Segundo cálculo da Prefeitura de Guarulhos, os proprietários de imóveis da cidade já economizaram um valor equivalente a um ano e meio de Imposto Predial e Territorial Urbano (IPTU) desde o congelamento do tributo em 2017, benefício que será mantido em 2024 para os munícipes que quitam os boletos em dia.
A Administração Municipal afirma que o guarulhense que desde 2017 paga, por exemplo, R$ 1.000 de IPTU, já economizou R$ 1.433,87 nos últimos sete anos. A conta leva em consideração aumentos baseados na inflação oficial do país, medida pelo IBGE por meio do Índice de Preços ao Consumidor Amplo (IPCA). Para este ano o dado utilizado foi a prévia da inflação, de 4,75%.
Os moradores de São Paulo não têm esse benefício, já que o IPTU tem sido reajustado anualmente na capital paulista – em 2023, por exemplo, o aumento foi de 5,5%.
Ainda segundo a Prefeitura, o congelamento do IPTU permitiu que o guarulhense, em sete anos, tenha pagado o equivalente apenas a cinco IPTUs e meio. Informe da Prefeitura cita que, mesmo com o benefício, a Prefeitura viu sua dívida cair de R$ 7,4 bilhões no início de 2017 para cerca de R$ 1,8 bilhão atualmente, o que permite uma maior atração de investimentos para a cidade.
Aponta, ainda, que “a arrecadação menor com o IPTU não implicou o aumento do endividamento da cidade, tampouco impediu que avanços importantes sejam concretizados, como as obras de macrodrenagem do rio Baquirivu, o avanço no tratamento de esgoto, o fim do rodízio de água, a construção do Hospital Infantojuvenil de Guarulhos e o andamento do projeto do metrô, entre outras obras que transformarão radicalmente a paisagem urbana e a qualidade de vida do guarulhense”.

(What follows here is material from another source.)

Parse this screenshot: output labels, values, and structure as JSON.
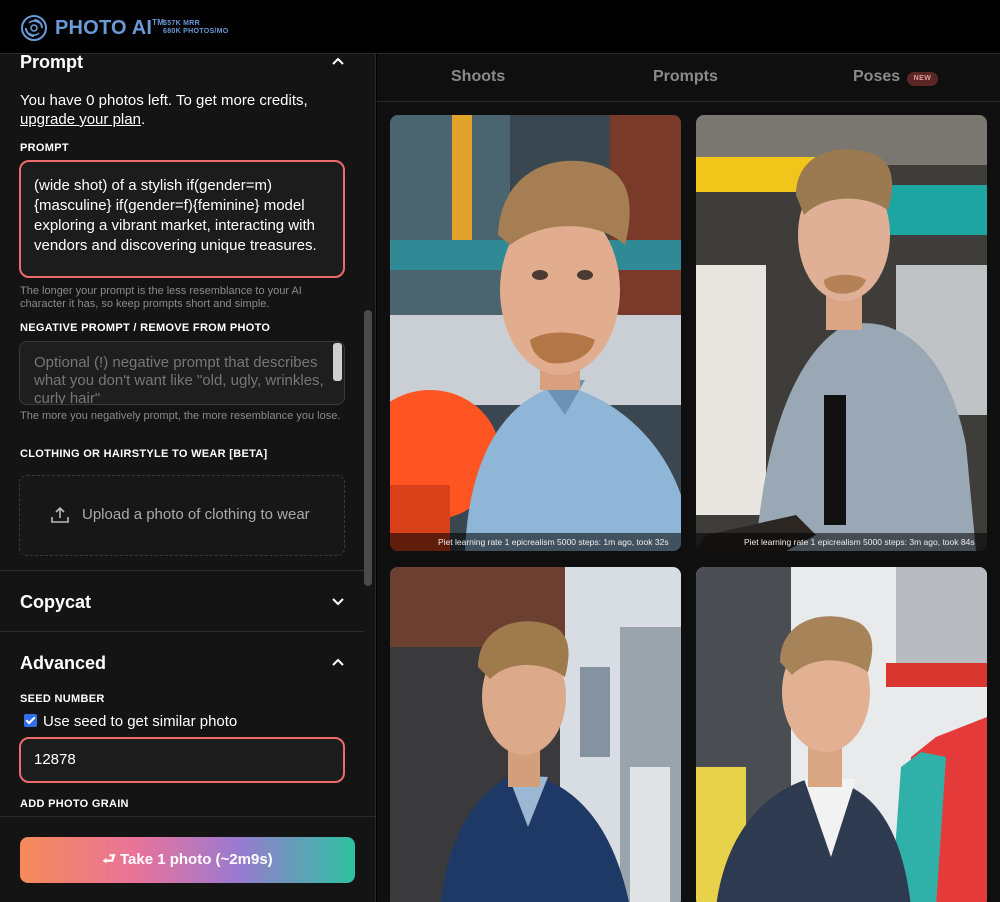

Reajuste passou de 175% nas gestões anteriores
Entre 2001 e 2016, as quatro gestões imediatamente anteriores à atual, houve aumento no IPTU em todos os anos em Guarulhos, com destaque para 2003, quando ele subiu 12,06%, 2016 (10,49%) e 2004 (9,25%).
Isso significa que quem pagava R$ 1.000 nesse imposto em 2001 passou a desembolsar R$ 1.690 oito anos depois e R$ 2.753 após dezesseis anos, o que representa um aumento de 175,3%.
Além disso, em 20 de dezembro de 2012, a lei 7.087, assinada pelo ex-prefeito Sebastião Almeida (PT), alterou a Planta Genérica de Valores (PGV) Imobiliários de Guarulhos, o que aumentou substancialmente os valores do IPTU. As contas descritas acima não incluem a mudança na PGV (que representou alterações variadas para as residências do município), o que significa que o reajuste no imposto foi ainda maior na cidade.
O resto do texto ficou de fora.